Seksualitas yang lurus, artinya sesuai dengan fitrahnya.  Jangan sampai ada anak laki-laki badannya gempal, berotot, tetapi gayanya seperti orang perempuan (maho, homo). Dompetnya-pun berwarna pink. Dst. 
Tugas orangtua adalah menjaga agar fitrah anak laki-lakinya sebagai anak laki-laki dan anak perempuan sebagai anak perempuan. 
Kali ini yang kita bahas adalah anak laki-laki. 

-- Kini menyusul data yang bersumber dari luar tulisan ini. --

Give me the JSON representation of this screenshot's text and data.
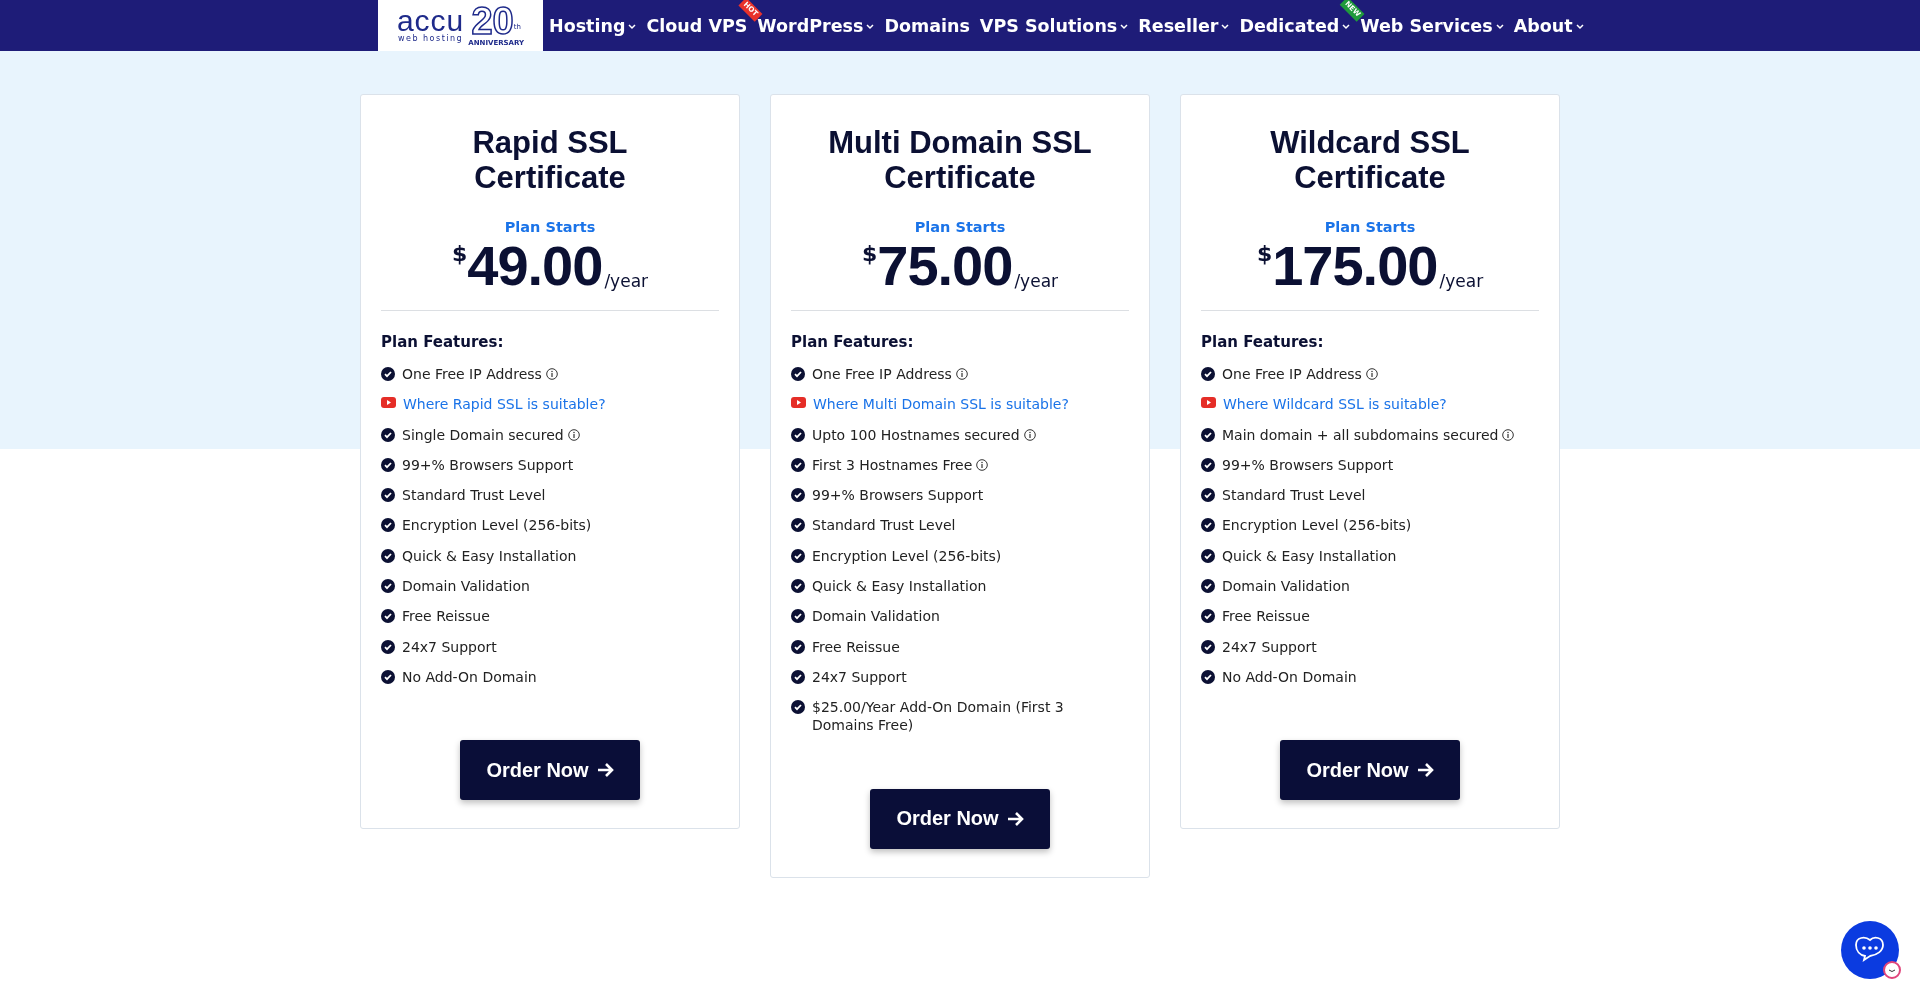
{
  "logo": {
    "brand": "accu",
    "tagline": "web hosting",
    "number": "20",
    "suffix": "th",
    "anniversary": "ANNIVERSARY"
  },
  "nav": [
    {
      "label": "Hosting",
      "caret": true
    },
    {
      "label": "Cloud VPS",
      "caret": false,
      "badge": {
        "text": "HOT",
        "color": "#e8322b"
      }
    },
    {
      "label": "WordPress",
      "caret": true
    },
    {
      "label": "Domains",
      "caret": false
    },
    {
      "label": "VPS Solutions",
      "caret": true
    },
    {
      "label": "Reseller",
      "caret": true
    },
    {
      "label": "Dedicated",
      "caret": true,
      "badge": {
        "text": "NEW",
        "color": "#1f9a3c"
      }
    },
    {
      "label": "Web Services",
      "caret": true
    },
    {
      "label": "About",
      "caret": true
    }
  ],
  "cards": [
    {
      "title": "Rapid SSL Certificate",
      "plan_label": "Plan Starts",
      "currency": "$",
      "amount": "49.00",
      "period": "/year",
      "features_heading": "Plan Features:",
      "features": [
        {
          "kind": "check",
          "text": "One Free IP Address",
          "info": true
        },
        {
          "kind": "video",
          "text": "Where Rapid SSL is suitable?",
          "info": false
        },
        {
          "kind": "check",
          "text": "Single Domain secured",
          "info": true
        },
        {
          "kind": "check",
          "text": "99+% Browsers Support",
          "info": false
        },
        {
          "kind": "check",
          "text": "Standard Trust Level",
          "info": false
        },
        {
          "kind": "check",
          "text": "Encryption Level (256-bits)",
          "info": false
        },
        {
          "kind": "check",
          "text": "Quick & Easy Installation",
          "info": false
        },
        {
          "kind": "check",
          "text": "Domain Validation",
          "info": false
        },
        {
          "kind": "check",
          "text": "Free Reissue",
          "info": false
        },
        {
          "kind": "check",
          "text": "24x7 Support",
          "info": false
        },
        {
          "kind": "check",
          "text": "No Add-On Domain",
          "info": false
        }
      ],
      "button": "Order Now"
    },
    {
      "title": "Multi Domain SSL Certificate",
      "plan_label": "Plan Starts",
      "currency": "$",
      "amount": "75.00",
      "period": "/year",
      "features_heading": "Plan Features:",
      "features": [
        {
          "kind": "check",
          "text": "One Free IP Address",
          "info": true
        },
        {
          "kind": "video",
          "text": "Where Multi Domain SSL is suitable?",
          "info": false
        },
        {
          "kind": "check",
          "text": "Upto 100 Hostnames secured",
          "info": true
        },
        {
          "kind": "check",
          "text": "First 3 Hostnames Free",
          "info": true
        },
        {
          "kind": "check",
          "text": "99+% Browsers Support",
          "info": false
        },
        {
          "kind": "check",
          "text": "Standard Trust Level",
          "info": false
        },
        {
          "kind": "check",
          "text": "Encryption Level (256-bits)",
          "info": false
        },
        {
          "kind": "check",
          "text": "Quick & Easy Installation",
          "info": false
        },
        {
          "kind": "check",
          "text": "Domain Validation",
          "info": false
        },
        {
          "kind": "check",
          "text": "Free Reissue",
          "info": false
        },
        {
          "kind": "check",
          "text": "24x7 Support",
          "info": false
        },
        {
          "kind": "check",
          "text": "$25.00/Year Add-On Domain (First 3 Domains Free)",
          "info": false
        }
      ],
      "button": "Order Now"
    },
    {
      "title": "Wildcard SSL Certificate",
      "plan_label": "Plan Starts",
      "currency": "$",
      "amount": "175.00",
      "period": "/year",
      "features_heading": "Plan Features:",
      "features": [
        {
          "kind": "check",
          "text": "One Free IP Address",
          "info": true
        },
        {
          "kind": "video",
          "text": "Where Wildcard SSL is suitable?",
          "info": false
        },
        {
          "kind": "check",
          "text": "Main domain + all subdomains secured",
          "info": true
        },
        {
          "kind": "check",
          "text": "99+% Browsers Support",
          "info": false
        },
        {
          "kind": "check",
          "text": "Standard Trust Level",
          "info": false
        },
        {
          "kind": "check",
          "text": "Encryption Level (256-bits)",
          "info": false
        },
        {
          "kind": "check",
          "text": "Quick & Easy Installation",
          "info": false
        },
        {
          "kind": "check",
          "text": "Domain Validation",
          "info": false
        },
        {
          "kind": "check",
          "text": "Free Reissue",
          "info": false
        },
        {
          "kind": "check",
          "text": "24x7 Support",
          "info": false
        },
        {
          "kind": "check",
          "text": "No Add-On Domain",
          "info": false
        }
      ],
      "button": "Order Now"
    }
  ]
}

Berdasarkan Hadits Riwayat Imam Bukhari, Rasulullah shollallahu ‘alaihi wasallam bersabda : Tidaklah seorang bayi lahir kecuali dalam keadaan fitrah.  Maka kedua orangtuanyalah yang menjadikannya Yahudi, Nasrani  atau  Majusi.
Maka sejatinya sejak bayi  laki-laki punya fitrah yang berbeda dengan perempuan.
Orangtuanya-lah yang menyimpangkan fitrah anak laki-lakinya itu, yang berdasarkan Hadits tersebut fitrah anaknya disimpangkan menjadi Yahudi, Nasrani atau Majusi.   Dengan kata lain, kalau laki-laki menjadi feminin, kewanita-wanitaan, menjadi gay, sejatinya bukan karena genetik. Dan itu dibantah oleh Allah subhanahau wata’ala.  Mana mungkin Allahsubhanahu wata’ala menciptakan suatu kaum lalu Allah sendiri melaknat. Sangat tidak mungkin.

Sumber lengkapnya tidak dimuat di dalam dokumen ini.